Since David was kind enough to poke his head into this thread, I’m hoping that he’ll have an answer to something that G. Gordon Liddy always said about radial engines: Namely, that once you got them going, they tended to stay going. So while a Vee engine might seize up immediately upon losing oil pressure, a radial would keep going for much longer (of course, there wouldn’t be a heckuvalot left of that radial engine when you shut it off, but it’d tend to stay running). Any truth to that, Dave? Or is Liddy telling another one of his stories?
Radial engines have shown phenominal durability even with severe damage. It wasn’t unknown for a few cylinders to be shot away but the engines kept running with connecting rods hanging in the breeze.

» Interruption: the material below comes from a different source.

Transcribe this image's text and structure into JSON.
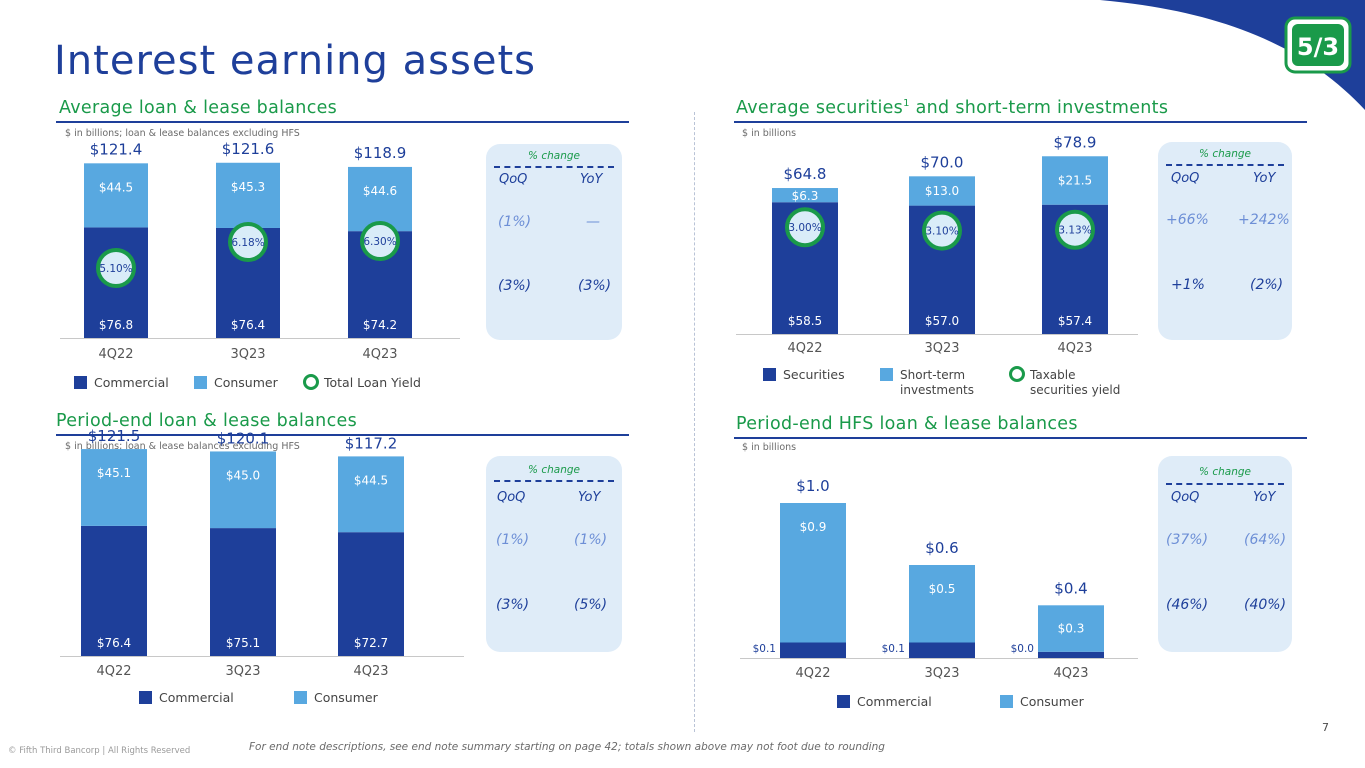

People say all sorts of things. I don’t think there is anything magical about radial engines that allows them to run very long without oil. Radial engines run at a pretty high temperature, 250-300 C and the oil circulation is a fairly large factor in cooling them.
I posted this question in order to find out what engineering solution existed to avoid the problem…and I find out that the problem HAS no solution; you must simply endure. :smack:
Actually, the problem could be solved, but the question is: Would the cost of the solution outweigh the benefits gained? I don’t know if they’re still being built, but I can’t imagine that there’s much market for them, and during WW II, there probably wouldn’t have been much incentive to correct the problem, since you would have had to have done a lot of testing to make sure the solution didn’t create more problems, and then train the mechanics who would be working on the planes. Remember, it was known before the war that Sherman tanks were too lightly armored and that powering them with gasolene wasn’t a good idea (tankers nicknamed them “Ronsons” after the cigarette lighter with the slogan, “Always lights the first time.” :eek: ), but the designs were pressed into service since many mechanics were familiar with gasolene powered engines (Sherman’s used a Cadillac engine, IIRC), and changing the armor would have delayed getting the tanks into the field where they were sorely needed.